Still, sometimes prostate cancer can continue to grow even when testosterone levels are low. Men with these cancers are said to have castration-resistant prostate cancer, which is the type of cancer Zytiga was approved to treat.
Hormone treatments that block the testes' production of testosterone usually stop benefiting patients after a few years, leading to the assumption that as tumors progressed they developed the ability to grow independently of testosterone.
However, it was known that the adrenal glands also produce testosterone, suggesting that this was providing fuel to some cancer cells.
Scientists elsewhere had also measured higher levels of enzymes involved in testosterone synthesis inside prostate tumor tissue, giving rise to a new theory that some cancers were able to produce their own testosterone.
Professor Mike Jarman and his team at ICR designed Zytiga to have a different mechanism of action from standard hormone treatmentsblocking the production of male hormones in all tissues, not just the testes, by targeting an enzyme involved in hormone synthesis called CYP17.

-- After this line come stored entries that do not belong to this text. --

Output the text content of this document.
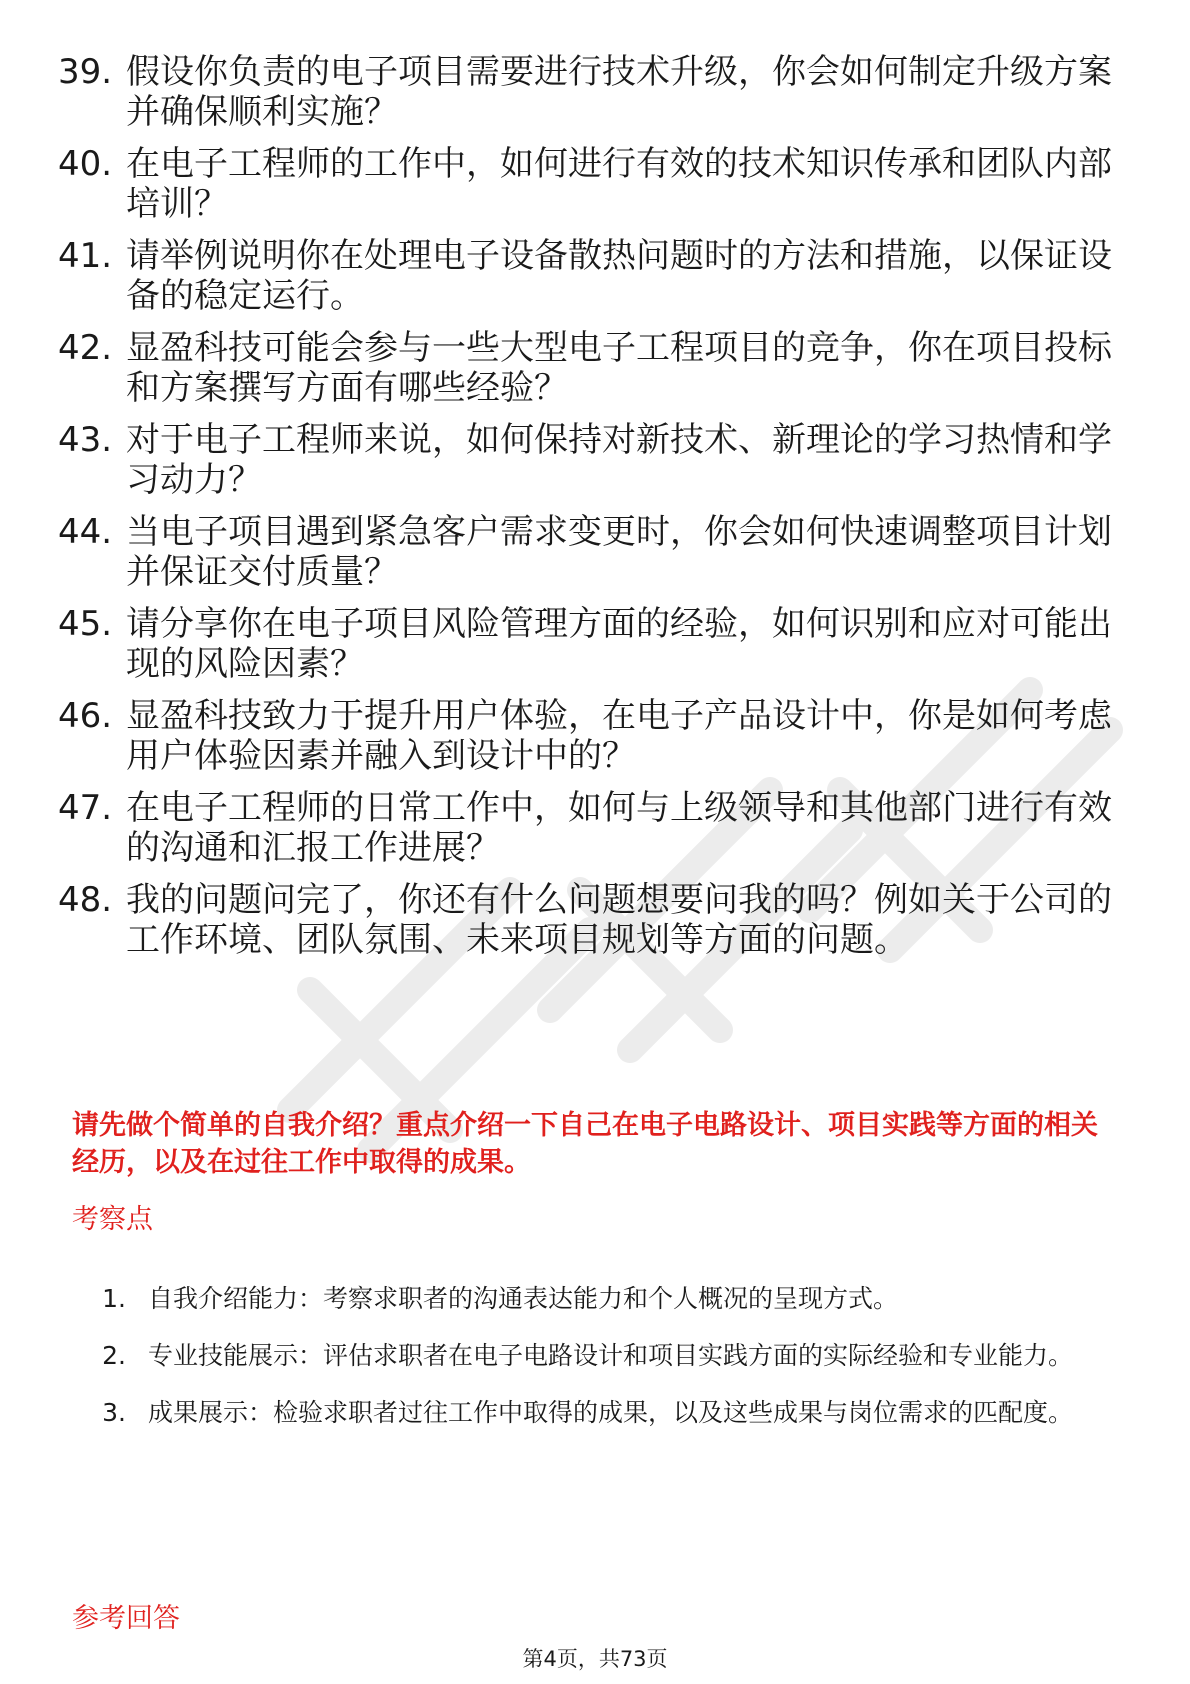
39. 假设你负责的电子项目需要进行技术升级，你会如何制定升级方案并确保顺利实施？
40. 在电子工程师的工作中，如何进行有效的技术知识传承和团队内部培训？
41. 请举例说明你在处理电子设备散热问题时的方法和措施，以保证设备的稳定运行。
42. 显盈科技可能会参与一些大型电子工程项目的竞争，你在项目投标和方案撰写方面有哪些经验？
43. 对于电子工程师来说，如何保持对新技术、新理论的学习热情和学习动力？
44. 当电子项目遇到紧急客户需求变更时，你会如何快速调整项目计划并保证交付质量？
45. 请分享你在电子项目风险管理方面的经验，如何识别和应对可能出现的风险因素？
46. 显盈科技致力于提升用户体验，在电子产品设计中，你是如何考虑用户体验因素并融入到设计中的？
47. 在电子工程师的日常工作中，如何与上级领导和其他部门进行有效的沟通和汇报工作进展？
48. 我的问题问完了，你还有什么问题想要问我的吗？例如关于公司的工作环境、团队氛围、未来项目规划等方面的问题。
请先做个简单的自我介绍？重点介绍一下自己在电子电路设计、项目实践等方面的相关经历，以及在过往工作中取得的成果。
考察点
1. 自我介绍能力：考察求职者的沟通表达能力和个人概况的呈现方式。
2. 专业技能展示：评估求职者在电子电路设计和项目实践方面的实际经验和专业能力。
3. 成果展示：检验求职者过往工作中取得的成果，以及这些成果与岗位需求的匹配度。
参考回答
第4页，共73页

"From the success of this study, it's now clear that men with advanced prostate cancer can still benefit from treatments targeting male hormones. This has corrected 40 years of misunderstanding about this disease and we hope it will lead to the development of more second-line hormone treatments for these men, much like those used successfully to treat breast cancer," ICR Chief Executive Professor Alan Ashworth said in a statement.
The study was designed to assess overall survival and showed that men given the placebo survived an average of 11 months, while men given Zytiga survived for nearly 15 months.
Pain eased during the trial for a much greater number of patients taking Zytiga than the placebo.